En prenant de l’âge, j’y étouffe parce que je peux de moins en moins être inconsciente. Je ne peux plus faire aussi facilement l’autruche. Le terme approche, inéluctablement, comme on écrit dans les romans à suspense. Inéluctablement, que je le veuille ou pas, et je ne sais toujours rien. Je crains moins mon ignorance. Alors que la véritable urgence s’impose, celle de ma fin, l’urgence intellectuelle, celle qui est le lot de tout le monde, est pourtant moins angoissante. J’accepte mieux mon impuissance. On dit que la vie est bien faite, que les choses viennent à point, que c’est dans l’ordre des choses, moi je prends ce calme relatif pour de la résignation, un échec, une défaite. Je me suis tant battue pour comprendre, comment accepter que j’abandonne le combat comme ça.
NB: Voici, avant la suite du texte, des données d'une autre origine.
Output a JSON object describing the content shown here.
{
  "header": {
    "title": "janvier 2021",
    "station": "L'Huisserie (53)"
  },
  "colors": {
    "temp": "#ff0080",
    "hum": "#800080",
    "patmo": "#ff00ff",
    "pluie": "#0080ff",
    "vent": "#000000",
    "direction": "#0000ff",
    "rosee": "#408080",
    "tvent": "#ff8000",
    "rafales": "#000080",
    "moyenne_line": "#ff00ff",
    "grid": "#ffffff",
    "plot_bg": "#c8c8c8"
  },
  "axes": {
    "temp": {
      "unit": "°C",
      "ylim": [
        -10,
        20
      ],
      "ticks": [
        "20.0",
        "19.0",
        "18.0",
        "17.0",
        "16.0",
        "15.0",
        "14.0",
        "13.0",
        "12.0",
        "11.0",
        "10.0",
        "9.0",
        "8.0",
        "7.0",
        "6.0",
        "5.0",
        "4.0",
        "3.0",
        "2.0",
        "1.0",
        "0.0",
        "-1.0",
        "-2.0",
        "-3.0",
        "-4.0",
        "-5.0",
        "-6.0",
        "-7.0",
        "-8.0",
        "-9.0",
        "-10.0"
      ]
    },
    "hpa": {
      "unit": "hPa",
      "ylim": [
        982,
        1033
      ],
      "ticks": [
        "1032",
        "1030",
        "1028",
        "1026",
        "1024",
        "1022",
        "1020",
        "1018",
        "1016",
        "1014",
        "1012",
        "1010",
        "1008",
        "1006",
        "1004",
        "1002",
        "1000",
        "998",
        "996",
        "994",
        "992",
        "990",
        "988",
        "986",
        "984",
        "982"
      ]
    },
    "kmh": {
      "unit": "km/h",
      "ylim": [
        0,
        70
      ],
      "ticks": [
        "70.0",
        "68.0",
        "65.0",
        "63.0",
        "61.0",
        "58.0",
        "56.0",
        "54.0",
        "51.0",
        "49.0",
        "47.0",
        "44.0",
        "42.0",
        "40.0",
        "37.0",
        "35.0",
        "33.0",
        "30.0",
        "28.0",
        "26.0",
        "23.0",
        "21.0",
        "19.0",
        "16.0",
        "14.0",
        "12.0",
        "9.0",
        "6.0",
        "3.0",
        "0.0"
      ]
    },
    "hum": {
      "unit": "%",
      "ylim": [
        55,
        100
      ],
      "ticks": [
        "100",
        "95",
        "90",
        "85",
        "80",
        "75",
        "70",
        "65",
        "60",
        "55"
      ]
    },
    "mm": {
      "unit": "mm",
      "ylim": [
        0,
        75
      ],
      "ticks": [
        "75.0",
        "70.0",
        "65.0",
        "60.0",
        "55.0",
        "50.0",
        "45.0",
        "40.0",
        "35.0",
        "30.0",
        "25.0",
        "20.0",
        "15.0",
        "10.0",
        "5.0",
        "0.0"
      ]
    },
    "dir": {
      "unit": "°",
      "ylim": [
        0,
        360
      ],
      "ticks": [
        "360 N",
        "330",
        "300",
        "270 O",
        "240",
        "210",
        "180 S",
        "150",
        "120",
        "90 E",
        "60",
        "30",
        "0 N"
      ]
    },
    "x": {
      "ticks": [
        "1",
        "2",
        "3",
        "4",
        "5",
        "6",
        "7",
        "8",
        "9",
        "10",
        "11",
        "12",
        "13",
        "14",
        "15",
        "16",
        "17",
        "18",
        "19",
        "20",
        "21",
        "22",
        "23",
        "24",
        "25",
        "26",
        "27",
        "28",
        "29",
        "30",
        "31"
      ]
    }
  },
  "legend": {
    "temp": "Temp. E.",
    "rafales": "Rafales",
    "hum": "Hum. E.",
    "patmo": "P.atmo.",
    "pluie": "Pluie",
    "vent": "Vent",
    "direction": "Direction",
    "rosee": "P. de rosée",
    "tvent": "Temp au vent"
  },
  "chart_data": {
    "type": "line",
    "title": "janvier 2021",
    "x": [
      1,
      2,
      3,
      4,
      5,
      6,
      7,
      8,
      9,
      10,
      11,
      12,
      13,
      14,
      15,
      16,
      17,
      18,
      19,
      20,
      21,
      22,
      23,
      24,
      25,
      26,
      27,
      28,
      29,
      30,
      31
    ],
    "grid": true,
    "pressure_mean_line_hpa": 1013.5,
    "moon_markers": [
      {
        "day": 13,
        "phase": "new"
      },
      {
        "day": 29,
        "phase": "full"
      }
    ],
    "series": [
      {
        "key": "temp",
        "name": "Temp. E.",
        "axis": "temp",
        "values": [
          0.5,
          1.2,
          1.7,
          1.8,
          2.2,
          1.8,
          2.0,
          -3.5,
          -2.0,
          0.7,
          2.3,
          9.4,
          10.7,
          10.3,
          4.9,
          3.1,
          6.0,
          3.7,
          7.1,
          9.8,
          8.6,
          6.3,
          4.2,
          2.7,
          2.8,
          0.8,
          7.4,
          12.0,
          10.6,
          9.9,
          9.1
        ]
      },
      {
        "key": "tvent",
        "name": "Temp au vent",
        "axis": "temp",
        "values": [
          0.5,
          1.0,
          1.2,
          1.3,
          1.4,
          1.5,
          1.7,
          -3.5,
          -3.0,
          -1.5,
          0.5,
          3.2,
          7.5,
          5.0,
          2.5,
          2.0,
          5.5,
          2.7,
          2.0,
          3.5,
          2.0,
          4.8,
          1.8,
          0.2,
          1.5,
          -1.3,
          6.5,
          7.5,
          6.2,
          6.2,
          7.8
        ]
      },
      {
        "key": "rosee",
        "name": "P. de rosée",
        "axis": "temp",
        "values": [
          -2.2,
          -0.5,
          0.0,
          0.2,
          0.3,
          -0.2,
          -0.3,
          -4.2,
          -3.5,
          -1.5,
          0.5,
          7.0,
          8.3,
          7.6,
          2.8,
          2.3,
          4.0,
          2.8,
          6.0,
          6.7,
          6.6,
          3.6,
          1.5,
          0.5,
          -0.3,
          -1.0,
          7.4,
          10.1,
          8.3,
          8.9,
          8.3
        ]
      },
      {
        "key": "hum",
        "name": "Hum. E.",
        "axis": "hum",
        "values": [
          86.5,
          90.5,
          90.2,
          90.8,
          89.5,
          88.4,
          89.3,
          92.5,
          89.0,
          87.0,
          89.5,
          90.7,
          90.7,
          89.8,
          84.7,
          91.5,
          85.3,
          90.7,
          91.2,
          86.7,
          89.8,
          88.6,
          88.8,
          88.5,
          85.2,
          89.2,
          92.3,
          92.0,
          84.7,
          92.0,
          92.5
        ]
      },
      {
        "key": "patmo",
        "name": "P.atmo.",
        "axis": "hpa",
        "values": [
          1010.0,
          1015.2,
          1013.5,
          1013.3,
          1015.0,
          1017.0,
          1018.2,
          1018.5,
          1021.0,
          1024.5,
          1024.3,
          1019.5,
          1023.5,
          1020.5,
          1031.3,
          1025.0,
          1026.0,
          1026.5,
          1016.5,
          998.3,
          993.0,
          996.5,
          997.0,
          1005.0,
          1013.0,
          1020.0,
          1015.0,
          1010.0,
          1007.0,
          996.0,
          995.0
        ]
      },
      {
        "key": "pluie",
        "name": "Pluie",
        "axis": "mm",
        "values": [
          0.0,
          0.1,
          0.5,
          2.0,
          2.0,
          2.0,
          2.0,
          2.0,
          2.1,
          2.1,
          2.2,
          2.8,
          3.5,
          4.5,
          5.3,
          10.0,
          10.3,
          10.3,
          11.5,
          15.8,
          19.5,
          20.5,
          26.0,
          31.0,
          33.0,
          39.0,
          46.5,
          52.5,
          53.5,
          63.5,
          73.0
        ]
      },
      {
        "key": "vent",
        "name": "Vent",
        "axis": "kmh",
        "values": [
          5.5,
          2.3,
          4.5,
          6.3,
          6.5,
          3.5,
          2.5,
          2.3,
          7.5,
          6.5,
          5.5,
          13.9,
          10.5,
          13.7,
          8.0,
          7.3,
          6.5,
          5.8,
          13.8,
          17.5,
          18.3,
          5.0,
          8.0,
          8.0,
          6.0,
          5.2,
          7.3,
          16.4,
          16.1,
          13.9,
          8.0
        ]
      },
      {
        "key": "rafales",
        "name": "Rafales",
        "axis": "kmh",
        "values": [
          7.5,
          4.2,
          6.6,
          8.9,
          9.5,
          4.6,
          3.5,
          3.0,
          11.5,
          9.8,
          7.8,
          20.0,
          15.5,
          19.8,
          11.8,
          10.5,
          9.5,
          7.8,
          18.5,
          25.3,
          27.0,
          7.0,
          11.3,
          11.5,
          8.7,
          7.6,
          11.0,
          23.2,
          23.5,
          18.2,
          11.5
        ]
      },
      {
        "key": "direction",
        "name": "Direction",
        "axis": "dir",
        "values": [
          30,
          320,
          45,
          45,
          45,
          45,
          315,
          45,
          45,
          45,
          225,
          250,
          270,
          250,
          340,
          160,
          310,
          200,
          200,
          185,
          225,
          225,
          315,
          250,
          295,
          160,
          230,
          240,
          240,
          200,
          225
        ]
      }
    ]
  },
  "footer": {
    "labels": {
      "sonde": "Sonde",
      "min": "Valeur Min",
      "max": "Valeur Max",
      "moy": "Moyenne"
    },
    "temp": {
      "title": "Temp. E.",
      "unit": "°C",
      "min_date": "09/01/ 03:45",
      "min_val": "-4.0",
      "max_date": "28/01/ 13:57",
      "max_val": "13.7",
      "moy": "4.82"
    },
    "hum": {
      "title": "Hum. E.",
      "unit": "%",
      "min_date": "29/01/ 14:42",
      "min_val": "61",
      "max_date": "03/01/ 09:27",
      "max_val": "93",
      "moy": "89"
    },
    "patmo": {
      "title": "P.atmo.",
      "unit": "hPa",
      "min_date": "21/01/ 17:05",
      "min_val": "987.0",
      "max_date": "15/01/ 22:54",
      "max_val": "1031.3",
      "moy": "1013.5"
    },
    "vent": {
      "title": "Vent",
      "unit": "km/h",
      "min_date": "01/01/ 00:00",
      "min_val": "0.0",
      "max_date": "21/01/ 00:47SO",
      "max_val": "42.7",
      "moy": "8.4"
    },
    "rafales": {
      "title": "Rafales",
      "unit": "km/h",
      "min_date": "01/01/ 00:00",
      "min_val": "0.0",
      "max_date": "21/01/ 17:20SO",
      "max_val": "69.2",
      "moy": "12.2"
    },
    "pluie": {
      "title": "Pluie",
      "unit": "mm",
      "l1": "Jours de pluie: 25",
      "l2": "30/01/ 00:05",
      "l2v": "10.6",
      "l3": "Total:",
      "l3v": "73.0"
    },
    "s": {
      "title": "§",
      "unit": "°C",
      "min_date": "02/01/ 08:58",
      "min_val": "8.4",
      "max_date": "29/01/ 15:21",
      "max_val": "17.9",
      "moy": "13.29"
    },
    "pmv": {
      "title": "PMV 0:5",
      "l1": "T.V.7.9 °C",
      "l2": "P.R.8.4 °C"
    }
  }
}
En face, un mur de briques rouges où zigzague un escalier de fer. Un mur américain. Entre la fenêtre de la chambre et le mur de briques, une dizaine de mètres où descendent des flocons. Sans arrêt. Depuis des heures. Elle ne peut pas écrire que la neige tombe; ce verbe implique une lourdeur qui lui va mal.

Elle est dans son lit, elle voit ça par la fenêtre de la chambre: cette incessante descente de particules blanches. Sur les marches de l’escalier métallique, les flocons se déposent et forment une couche qui a déjà plusieurs centimètres; trois, quatre, cinq? Elle ne sait pas. Cela n’a pas d’importance. Elle n’a rien à faire dehors, rien à faire dedans non plus. Juste regarder la neige quand elle ouvre les yeux. Quand elle les ferme, elle est ailleurs, dans des lieux où la neige n’existe pas ou très peu.

Avant, une fois elle avait vu tomber de gros flocons chargés de pluie, même pas complètement gelés, qui fondaient à peine arrivés au sol. Ils s’étaient entassés sur le sommet des pins parasols et, à force, leur poids avait fait tomber ces arbres hauts de vingt mètres. Ils avaient basculé, mettant à nu la tignasse brune et échevelée de leurs racines: un désastre. C’était il y a très longtemps, quand elle portait son premier enfant. Le mur, quoiqu’américain, est déjà ancien. Les briques sont irrégulières et noircies par la pollution. Il y a longtemps qu’elle le regarde, pourtant il lui reste étranger. Lui, il est d’ici, il reste chez lui, elle, elle est d’ailleurs. Elle est d’Alger ou de Paris, d’Alger surtout.

Elle écrit Paris parce qu’elle y a longtemps vécu: vingt-sept ans. Vingt-sept fois trois cent soixante-cinq. Ça fait beaucoup. Ça fait énormément de rues, de trottoirs, d’immeubles, de bruits, d’odeurs, de lumières. Il y avait des marronniers qui poussaient le long de la voie de chemin de fer qui menait les chevaux à l’abattoir, du côté de la rue des Mouillons. Souvent, le train stationnait là, en bas des bâtiments où elle logeait. Les chevaux ruaient et leurs sabots heurtaient les murs de bois des voitures. Parfois ils hennissaient. Bruits incongrus dans ce quartier de béton. Elle regardait par la fenêtre de sa chambre et elle apercevait la tête des bêtes à travers les barreaux des ouvertures oblongues de certains wagons.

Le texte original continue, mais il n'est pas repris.